Della, a high-priced hooker, unbeknownst to Church and the other cops, happened to be in the hotel at the time and caught a good look at Dancer's face. She encounters Dancer again as he attempts to assassinate her but she manages to escape. Afraid Dancer will come after her again and succeed in killing her, Della decides that she needs protection and she tracks down the lowly Church, who is now working as a security guard in a shopping mall. She offers to pay Church to act as her bodyguard until Dancer is apprehended.

Church's longtime colleague Roger Latrele, tracks him down and advises him to steer clear of the case as it destroyed his career. Unfortunately for Church, Roger is revealed to be a corrupt cop who is involved with Dancer. Della and Church form an unlikely bond and a relationship blossoms. Church and Della decide that the only way to apprehend Dancer is to use Della as bait. They come up with a plan and just as it seems to have gone wrong, Church emerges to save Della's life and kills Dancer.

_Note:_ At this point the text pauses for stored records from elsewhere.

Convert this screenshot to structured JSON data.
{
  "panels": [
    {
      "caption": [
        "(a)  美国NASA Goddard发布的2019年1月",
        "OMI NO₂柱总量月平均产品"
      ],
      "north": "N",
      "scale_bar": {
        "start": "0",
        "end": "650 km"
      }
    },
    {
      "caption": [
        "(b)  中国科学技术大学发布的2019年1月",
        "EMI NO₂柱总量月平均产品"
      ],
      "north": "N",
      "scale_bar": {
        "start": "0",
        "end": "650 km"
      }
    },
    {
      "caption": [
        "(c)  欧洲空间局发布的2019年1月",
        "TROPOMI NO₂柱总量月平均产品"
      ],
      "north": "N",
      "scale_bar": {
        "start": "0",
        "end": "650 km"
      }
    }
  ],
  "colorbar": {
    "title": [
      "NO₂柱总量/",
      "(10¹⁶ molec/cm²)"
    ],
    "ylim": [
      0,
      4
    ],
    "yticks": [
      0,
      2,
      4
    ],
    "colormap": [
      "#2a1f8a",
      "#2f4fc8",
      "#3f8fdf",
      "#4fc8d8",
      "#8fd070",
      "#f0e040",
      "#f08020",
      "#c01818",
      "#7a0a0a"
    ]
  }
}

The final scene shows Church and Della attempting to give their new relationship a chance.

==Cast==
- Burt Reynolds as Tony Church
- Liza Minnelli as Della Roberts
- James Remar as Adam "Dancer" Booth
- Richard Masur as Roger Latrele
- Dionne Warwick as Beth Connors
- Bernie Casey as Lemar
- Robby Benson as Andrew Pitts
- John Stanton as Haskell Alexander
- John P. Ryan as Commander Wieser
- Larry Dolgin as Captain James
- Roslyn Alexander as Miss Barley
- Cyrus Elias as Victor
- JoBe Cerny as Clerk
- Ned Schmidtke as Lindy
- Mickey Knox as Frank
- Dennis Cockrum as El Train Man
- Michael Rooker as Joe
- Paul Raci as Waiter

==Production==
Although filming was to have begun in October 1986, it was pushed back to November.Rent-a-Cop was the feature film debut of director Jerry London, who had made his name through his work on television mini series such as Shogun. Burt Reynolds was paid $3 million for his role in the film. "His last couple of pictures were dark movies," said director Jerry London. "Audiences didn't come out of theaters with that warm glow Burt can give. I think this film will do it. Everyone says Burt hasn't been better in years."

Rent-a-Cop was Liza Minnelli's first film in five years. She had been admitted to the Betty Ford Clinic in 1984 for substance abuse problems. "Everybody I know, including myself, gets into trouble," she said. "When you dole out too much credit to public opinion, when your sense of self gets blurry, when you feel that what people think is more important than how you feel . . . that's when it's dangerous and that's an easy thing to happen - to me, to a housewife. That's when you worry about getting enough sleep, so you take a sleeping pill; when other people think you're overweight, so you take a diet pill. And then you find yourself in rehab."

"The cop and the hooker story has been done a million times," said Reynolds. "The secret to doing the story is always the cop that hates the girl and the girl that hates the cop, but they need each other for whatever reason." Reynolds said he and Minnelli "like each other enormously, and that's kind of the subtext of what we are doing. We make each other laugh a lot." Reynolds and Minnelli would improvise routines about Reynolds's real-life nostalgia for the 1950s.

Location filming took place in Chicago. Studio work was done in Rome. "He is an intelligent, sharp and hard-working professional," said London about Reynolds, "and the chemistry between him and Minnelli is wonderful. I think Rent-A-Cop is an audience picture, the kind of film where you have a good time for an hour and 40 minutes. It is just what Burt and his audience need."

==Reception==
The film received negative reviews from critics, having a Rotten Tomatoes score of 14%, with 12 out of 14 professional reviews being negative. Walter Goodman reviewing for The New York Times praised Minnelli's performance, but described the plot as sloppy and the directing as efficient but uninspired. Roger Ebert gave it 2 out of 4 stars, saying "Rent-A-Cop is a collision between a relationship and a cliche, and the cliche wins, but not before the relationship has given us some nice moments".